The reason they strongly recommend that you have them install OS X on it is because they install a hacked image of OS X. It's not a 100% native and clean OS. While there is a huge price differential between the Apple computers and the Pystar, I have a feeling the headaches of having to run into problems that they can't help you with because of legal issues.

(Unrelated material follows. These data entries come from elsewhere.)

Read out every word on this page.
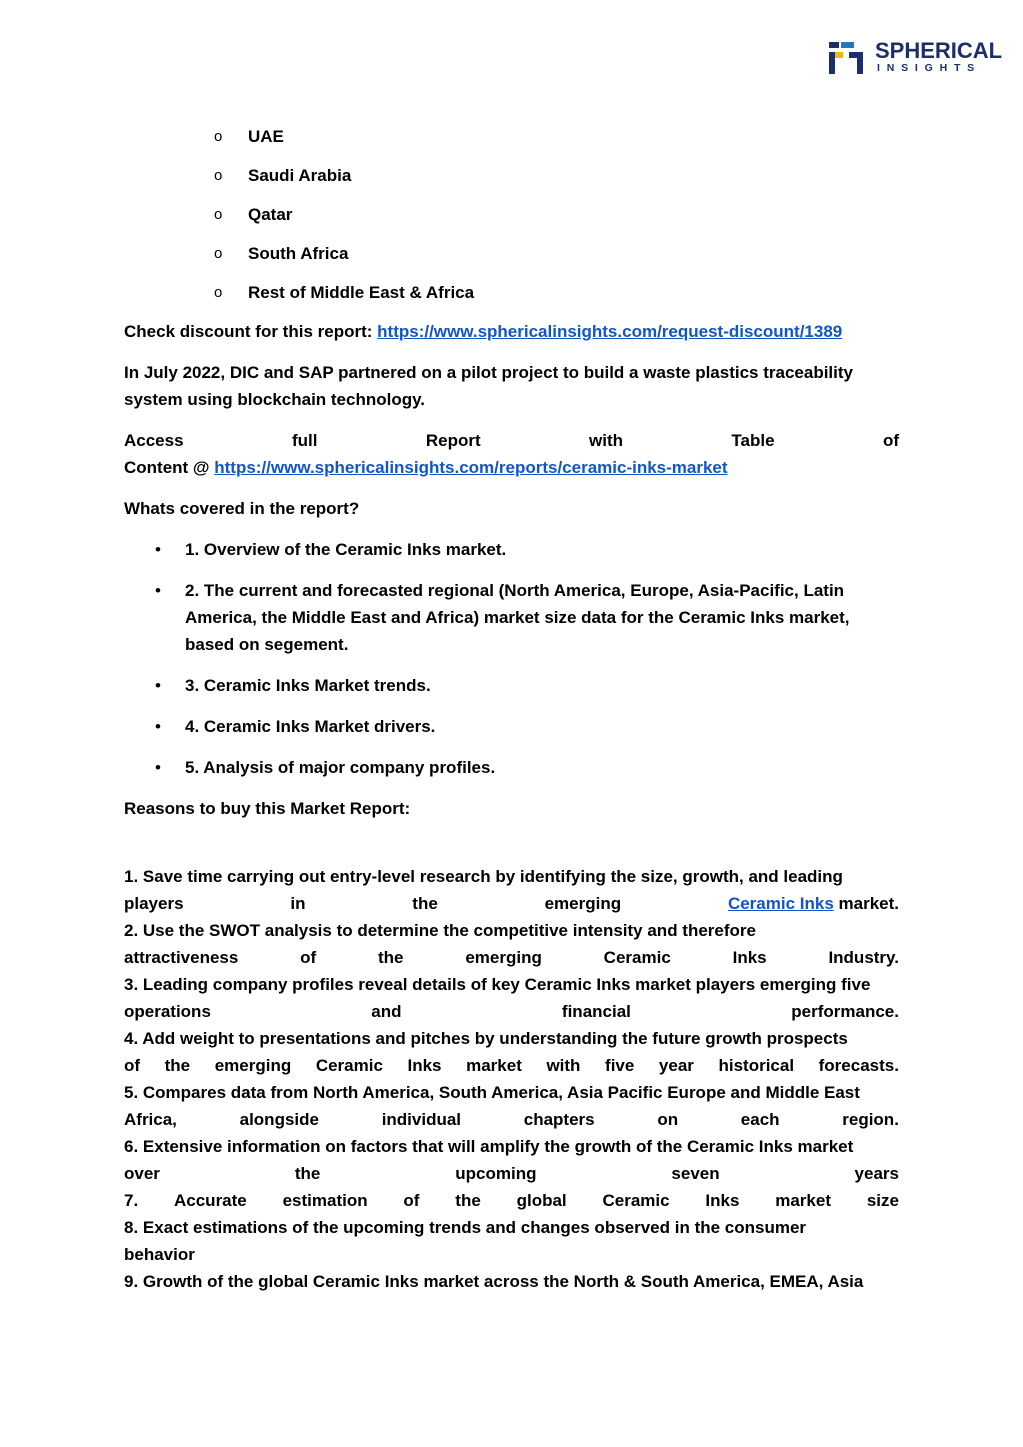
SPHERICAL
INSIGHTS
o UAE
o Saudi Arabia
o Qatar
o South Africa
o Rest of Middle East & Africa
Check discount for this report: https://www.sphericalinsights.com/request-discount/1389
In July 2022, DIC and SAP partnered on a pilot project to build a waste plastics traceability
system using blockchain technology.
Access	full	Report	with	Table	of
Content @ https://www.sphericalinsights.com/reports/ceramic-inks-market
Whats covered in the report?
• 1. Overview of the Ceramic Inks market.
• 2. The current and forecasted regional (North America, Europe, Asia-Pacific, Latin
America, the Middle East and Africa) market size data for the Ceramic Inks market,
based on segement.
• 3. Ceramic Inks Market trends.
• 4. Ceramic Inks Market drivers.
• 5. Analysis of major company profiles.
Reasons to buy this Market Report:
1. Save time carrying out entry-level research by identifying the size, growth, and leading
players	in	the	emerging	Ceramic Inks market.
2. Use the SWOT analysis to determine the competitive intensity and therefore
attractiveness	of	the	emerging	Ceramic	Inks	Industry.
3. Leading company profiles reveal details of key Ceramic Inks market players emerging five
operations	and	financial	performance.
4. Add weight to presentations and pitches by understanding the future growth prospects
of the emerging Ceramic Inks market with five year historical forecasts.
5. Compares data from North America, South America, Asia Pacific Europe and Middle East
Africa,	alongside	individual	chapters	on	each	region.
6. Extensive information on factors that will amplify the growth of the Ceramic Inks market
over	the	upcoming	seven	years
7. Accurate estimation of the global Ceramic Inks market size
8. Exact estimations of the upcoming trends and changes observed in the consumer
behavior
9. Growth of the global Ceramic Inks market across the North & South America, EMEA, Asia
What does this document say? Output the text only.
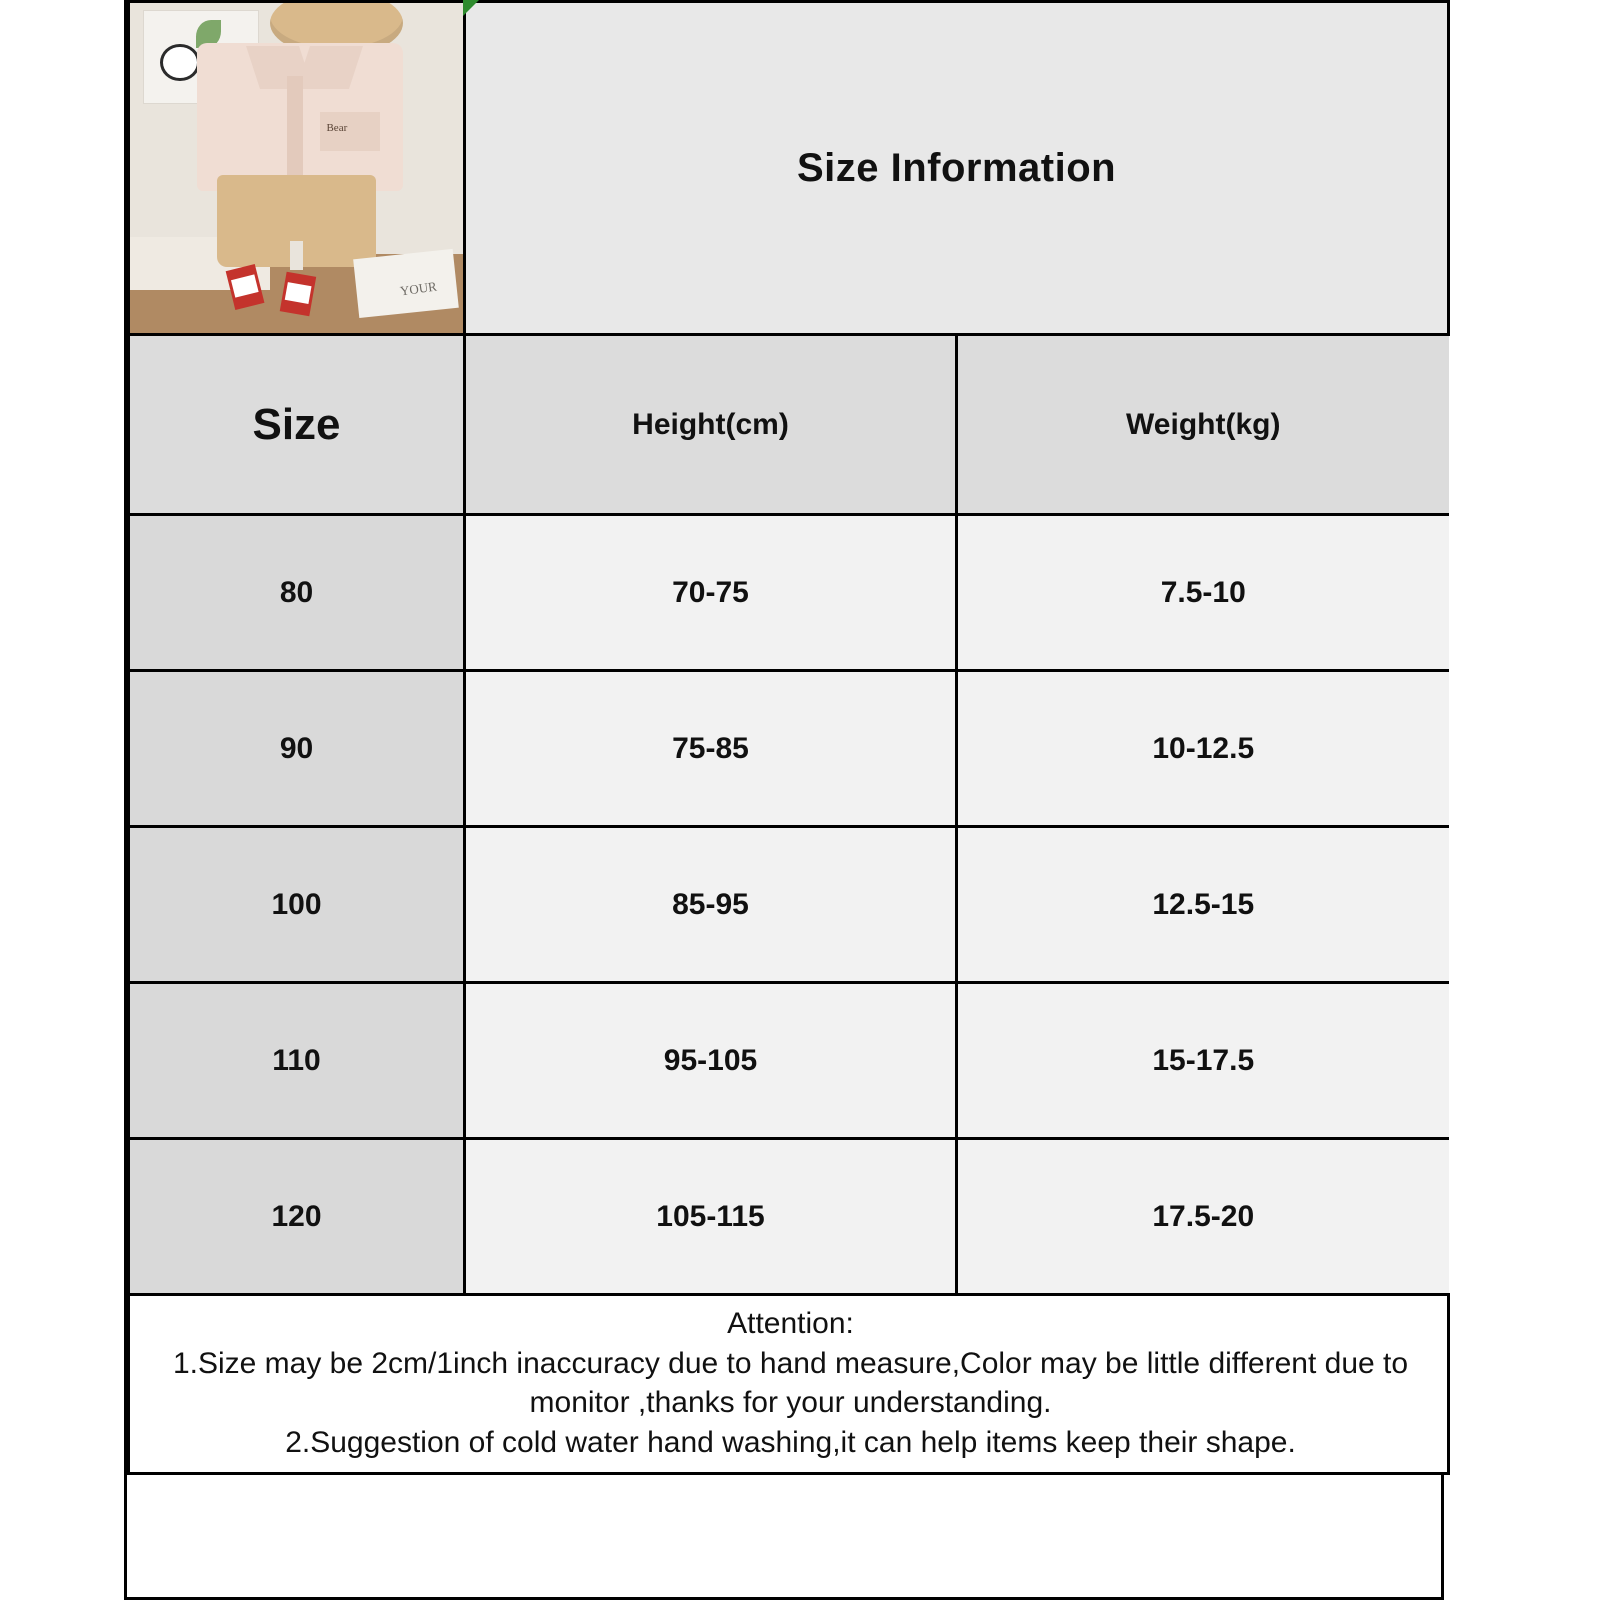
Bear
YOUR	Size Information	
Size	Height(cm)	Weight(kg)
80	70-75	7.5-10
90	75-85	10-12.5
100	85-95	12.5-15
110	95-105	15-17.5
120	105-115	17.5-20

Attention:
1.Size may be 2cm/1inch inaccuracy due to hand measure,Color may be little different due to monitor ,thanks for your understanding.
2.Suggestion of cold water hand washing,it can help items keep their shape.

So this is where you end up: a computer that isn't fully supported or likely upgradeable once a new version of 10.5 comes out unless Pystar produces some sort of hack you can download and execute prior or after the update (if the computer will even boot). We all know that Apple will eventually sue and likely win it's case against Pystar when it does. While the OS X license can be purchased separate from the hardware, the end user license specifically states that it can only be used on Apple hardware. The very fact they they are subverting this license by installing a hacked version of it on their own hardware should be enough grounds for suit. A judge that looks favorably on big business will easily side with Apple and their right to the usage of their intellectual property. After all of that, you won't have any support for your Pystar computer because the company will be forced to close their doors after Apple wins 1 Bazillion dollars in damages.
Call me stupid or whatever, but if I wanted to run OS X I would buy a system that guarantees me support, that is meant to work on the hardware it was installed on, and I would buy it from a company that's not going out of business any time soon. I've already been burned by purchasing custom built generic servers and finding out a year later that the company went out of business and filed bankruptcy when I needed them the most. I won't make that mistake again, and I wouldn't make that mistake by purchasing a Pystar computer. Price be damned. I'd rather run Linux than hacked and piecemeal OS X.
Time will tell how this works out. Software updates could be a problem, but there is a project going on in the OSX86 community right now to use Apple's Software Update app, but the updates get downloaded from an OSX86 server that distributes compatible updates. Perhaps this is what Psystar is up to with their "we will have an updating solution soon" line?